Mission statements are descriptions of how we work towards achieving the Vision.
Our Mission is to:
- Keep “only-love mind” individually so that it manifests corporately
- Engage our community, one person at a time, with helping hands and open hearts
- Transcend real or imagined barriers of age, religion, race, gender, and economic status, to help create true community
- Resist the urge to interact only with others similar to ourselves
- Empower others to align with our Vision
In today’s contentious, angry world it seems everyone is an activist. Boycotts, protests, pickets, demonstrations, and us-against-them campaigns are rampant. Hardly a day goes by in which someone doesn’t call for a boycott.
One of the biggest problems with such thinking is that it’s based on the Rules of Engagement common to war; that is, if enough people on one side can bully and badger and shame enough people on the other side, the larger, more belligerent side will “win.”
But does anyone truly win these cultural wars?
If the goal is to change someone’s heart, we don’t believe war is the answer.
That’s why we’re non-activists.
Don’t mistake what we’re saying. We’re not passivists, per se. We don’t advocate doing nothing in the face of perceived wrongs. But our approach is radically different: love.
By that, we mean instead of amassing a bunch of angry people to protest, why not walk across the street and ask, “How may I help you?” Or, how about, “May I take you to dinner to talk?” Or, “I see you need your lawn mowed. May my friends do that for you?” Or, “My family is making a huge dinner Friday night. Would you and your family like to join us?”
That “family” may be gay. Or straight. Or black. Or white. Or Hispanic.

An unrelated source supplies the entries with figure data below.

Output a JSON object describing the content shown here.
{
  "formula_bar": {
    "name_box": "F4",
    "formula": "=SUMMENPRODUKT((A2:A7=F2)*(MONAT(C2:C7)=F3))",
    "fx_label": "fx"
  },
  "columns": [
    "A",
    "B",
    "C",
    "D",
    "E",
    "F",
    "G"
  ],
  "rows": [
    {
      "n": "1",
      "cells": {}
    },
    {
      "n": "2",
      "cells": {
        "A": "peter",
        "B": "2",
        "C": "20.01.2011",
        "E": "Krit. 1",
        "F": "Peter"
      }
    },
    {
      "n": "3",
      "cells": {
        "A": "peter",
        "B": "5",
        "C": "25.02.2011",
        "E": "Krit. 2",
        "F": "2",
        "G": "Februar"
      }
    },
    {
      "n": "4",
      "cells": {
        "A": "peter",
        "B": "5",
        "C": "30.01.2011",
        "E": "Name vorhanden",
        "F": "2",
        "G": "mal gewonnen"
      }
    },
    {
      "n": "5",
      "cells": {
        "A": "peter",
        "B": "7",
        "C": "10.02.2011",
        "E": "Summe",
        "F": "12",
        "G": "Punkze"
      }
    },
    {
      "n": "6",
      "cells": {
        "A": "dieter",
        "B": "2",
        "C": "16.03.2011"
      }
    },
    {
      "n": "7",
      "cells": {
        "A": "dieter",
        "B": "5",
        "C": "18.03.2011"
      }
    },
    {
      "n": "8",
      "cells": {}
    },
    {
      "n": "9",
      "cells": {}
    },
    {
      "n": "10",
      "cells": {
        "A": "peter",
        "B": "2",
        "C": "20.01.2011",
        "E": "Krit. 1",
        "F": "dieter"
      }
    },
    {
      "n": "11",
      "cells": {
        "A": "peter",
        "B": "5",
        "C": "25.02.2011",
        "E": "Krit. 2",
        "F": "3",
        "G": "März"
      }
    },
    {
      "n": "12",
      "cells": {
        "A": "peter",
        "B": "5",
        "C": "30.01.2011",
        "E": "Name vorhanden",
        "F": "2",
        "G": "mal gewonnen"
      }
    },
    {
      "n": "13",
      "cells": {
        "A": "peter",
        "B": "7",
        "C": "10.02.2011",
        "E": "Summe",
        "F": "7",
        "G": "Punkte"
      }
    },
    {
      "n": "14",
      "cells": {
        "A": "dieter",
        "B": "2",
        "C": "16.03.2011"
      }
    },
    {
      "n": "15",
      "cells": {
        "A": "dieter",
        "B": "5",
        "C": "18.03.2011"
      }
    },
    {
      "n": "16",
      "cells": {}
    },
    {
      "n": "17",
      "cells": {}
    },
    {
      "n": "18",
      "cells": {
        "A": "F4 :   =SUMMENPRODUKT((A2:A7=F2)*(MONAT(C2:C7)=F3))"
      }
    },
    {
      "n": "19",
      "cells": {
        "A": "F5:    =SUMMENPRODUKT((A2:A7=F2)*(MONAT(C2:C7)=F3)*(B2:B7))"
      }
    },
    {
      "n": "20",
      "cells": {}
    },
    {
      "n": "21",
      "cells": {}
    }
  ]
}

The goal is to get to know whatever you perceive as the “opposition,” the “other” in the equation, the “them” in the us-against-them scenario. It is our opinion (and we may be wrong, it’s just our opinion) that ignorance and fear are the foundations of most protests, especially regarding race and gender. We fear others not like us. So we seek to change their behavior and/or attitudes.
Instead, we believe that whomever you perceive to be on the other side of the issue is the person (or persons) you ought to take a step toward – not back away from and threaten with a demonstration or boycott.
In short, what we propose is radical. And difficult. And risky. It’s far from doing nothing. On the contrary, it’s risking all…right down to our lives.
But what’s the alternative? If everyone is an angry activist, won’t that make society angry? And violent? And dangerous? We believe it will.
So why not try love?
Put down the picket signs. Cease protesting. Stop boycotting. Put a halt to demonstrations. Instead, walk across the perceived barrier and ask, “How may I help you?”
That’s what The Only Love Project is all about.